Ho trovato il libro molto interessante ma ci sono alcune cose mi sono piaciute di meno. Il rapporto madre e figlio mi ha infastidito perché lei non si è comportata poi tanto bene con lui e con gli altri figli: oltre a non lavorare, se era malata se ne andava in ospedale lasciandoli a casa, anzi separandoli e disperdendoli uno in una città e uno nell’altra. Anzi uno alla fine lo manda in Germania e tenendo conto che erano ebrei, quello non era certo il periodo migliore per una simile scelta (ma ovviamente non lo sapeva).

Ma anche il figlio non si è fatto amare tanto dal lettore: questo suo essere sempre “il più bravo” lo ha reso davvero fastidioso.

Annamaria: Sì

Secondo me, dal punto di vista stilistico è davvero un capolavoro.

Lo lessi quando ero piccolo mi fece nascere una forte curiosità verso la cultura un po’ come è successo a Canetti. E così ho letto tutti e tre i suoi libri autobiografici.

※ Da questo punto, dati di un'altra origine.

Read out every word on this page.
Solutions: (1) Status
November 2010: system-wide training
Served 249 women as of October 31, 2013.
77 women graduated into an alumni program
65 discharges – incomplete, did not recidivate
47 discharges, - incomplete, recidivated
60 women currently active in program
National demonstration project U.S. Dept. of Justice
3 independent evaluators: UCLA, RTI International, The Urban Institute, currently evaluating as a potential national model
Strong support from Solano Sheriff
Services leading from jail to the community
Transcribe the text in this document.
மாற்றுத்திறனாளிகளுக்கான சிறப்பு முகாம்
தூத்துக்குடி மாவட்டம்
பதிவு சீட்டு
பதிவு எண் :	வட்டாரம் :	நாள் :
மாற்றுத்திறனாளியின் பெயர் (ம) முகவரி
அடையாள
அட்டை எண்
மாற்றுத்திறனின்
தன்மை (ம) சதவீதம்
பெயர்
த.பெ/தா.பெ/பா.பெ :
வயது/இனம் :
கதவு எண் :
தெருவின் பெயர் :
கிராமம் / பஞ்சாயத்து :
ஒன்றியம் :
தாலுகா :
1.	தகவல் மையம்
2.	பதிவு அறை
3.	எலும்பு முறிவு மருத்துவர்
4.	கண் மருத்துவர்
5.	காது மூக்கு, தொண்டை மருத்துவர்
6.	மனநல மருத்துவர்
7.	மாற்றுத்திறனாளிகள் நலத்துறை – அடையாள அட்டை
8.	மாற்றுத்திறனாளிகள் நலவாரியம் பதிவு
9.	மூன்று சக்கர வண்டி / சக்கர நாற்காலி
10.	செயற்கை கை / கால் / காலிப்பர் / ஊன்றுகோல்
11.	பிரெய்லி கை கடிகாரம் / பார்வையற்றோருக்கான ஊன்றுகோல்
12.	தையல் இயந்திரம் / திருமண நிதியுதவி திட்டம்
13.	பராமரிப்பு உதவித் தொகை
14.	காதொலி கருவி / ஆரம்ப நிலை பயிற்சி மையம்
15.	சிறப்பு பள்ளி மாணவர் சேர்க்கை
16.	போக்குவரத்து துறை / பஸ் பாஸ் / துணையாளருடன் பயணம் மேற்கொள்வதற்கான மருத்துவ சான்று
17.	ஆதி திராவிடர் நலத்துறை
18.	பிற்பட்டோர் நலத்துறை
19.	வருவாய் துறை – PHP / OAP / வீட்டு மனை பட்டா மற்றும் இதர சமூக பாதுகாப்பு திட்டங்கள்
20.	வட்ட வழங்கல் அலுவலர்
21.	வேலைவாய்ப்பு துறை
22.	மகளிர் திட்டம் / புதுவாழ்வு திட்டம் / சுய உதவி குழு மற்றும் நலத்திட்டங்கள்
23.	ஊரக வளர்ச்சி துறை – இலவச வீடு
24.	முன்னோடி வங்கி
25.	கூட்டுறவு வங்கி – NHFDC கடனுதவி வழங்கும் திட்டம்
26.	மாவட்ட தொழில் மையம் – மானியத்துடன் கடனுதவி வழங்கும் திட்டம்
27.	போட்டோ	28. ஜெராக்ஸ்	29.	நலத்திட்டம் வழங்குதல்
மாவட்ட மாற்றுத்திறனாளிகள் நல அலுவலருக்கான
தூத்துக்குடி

Non ho mai pensato che la lingua salvato fosse quella non tagliata: per me era il tedesco, senza ombra di dubbio, ma ora ci devo riflettere di nuovo. Per me è il tedesco perché la madre ci teneva che questa lingua venisse assorbita dal figlio dato che con essa era garantito l’accesso a una società superiore: era un passaporto per la cultura e per quel mondo mittle-europeo che tanto affascina anche noi.

Ma la madre è anche perfida; quando ad esempio dice al figlio “tu figlio incosciente, giochi e tuo padre è morto”.

Alessandra: Sì

Bellissimo lo stile di scrittura essenziale , il parlare di un adulto come se però a raccontare fosse un bambino. In questo stile percepivo le immagini e il vissuto di quel bimbo.

Gli adulti invece appaiono come figure piene di limiti: il comportamento della madre che insulta il figlio mi ha fatto soffrire moltissimo, sia perché colgo il dolore di lei, sia perché posso capire lo shock subito dal bambino. I bambini infatti vivono attraverso gli adulti, vivono qualcosa che viene filtrato dai grandi. E in effetti il libro racconta tutto attraverso gli occhi degli adulti: il padre, il nonno, la madre…

Per me la lingua salvata sono tutte le lingue presenti nel testo perché tutte sono i diversi modi di comunicare ed è per questo che vanno salvate. E così lui si ricorderà delle fiabe bulgare, dell’ebraico, del tedesco, dello spagnolo, ecc: tutto rimane salvato.

Mirella: Nì

L’inizio del libro è bellissimo, scritto bene e pieno di cose interessanti, ma l’ho trovato costruito, pieno di stereotipi.

La madre ha un rapporto “razionale” con il figlio, non certo di cuore: mai una carezza, un abbraccio, una manifestazione di affetto.

Nella seconda parte del libro lui è proprio stronzetto, continua ad autolodarsi, trascura i suoi fratelli (che non cita mai) vuole sempre essere il primo della classe e quindi la lavata di capo finale ci stava benissimo! Anche se pure in quell’occasione ha voluto criticare le parole della madre e continua a sostenere di essere stato derubato di quelli che erano “i suoi anni più felici”.

Massimo I.: Nì

Anni fa lessi “Il frutto del fuoco” e mi piacque abbastanza. Oggi, di questo, ho letto però solo poche pagine. Anche escludendo il mio pregiudizio (negativo) sulle autobiografie, devo dire che come Massimo M. anch’io ho trovato ben poco in questi ricordi. E infatti, se leggendoli uno dovesse saltare dei paragrafi, non cambierebbe nulla. Secondo me sono ricordi e storielle (anche non sue) che lui ha incollato a posteriori per ricavarne un libro.

Ho detto Nì perché effettivamente lo stile di scrittura rendere la lettura molto piacevole. La vostra discussione sul finale mi ha incuriosito e proverò a finirlo.


Prossimo libro proposto da Massimo M.: “Firmino” di Savage (scelto a “Se una notte d’inverno un viaggiatore” Calvino, “Un amore di Swann” Proust, “L’isola di Arturo”; Morante).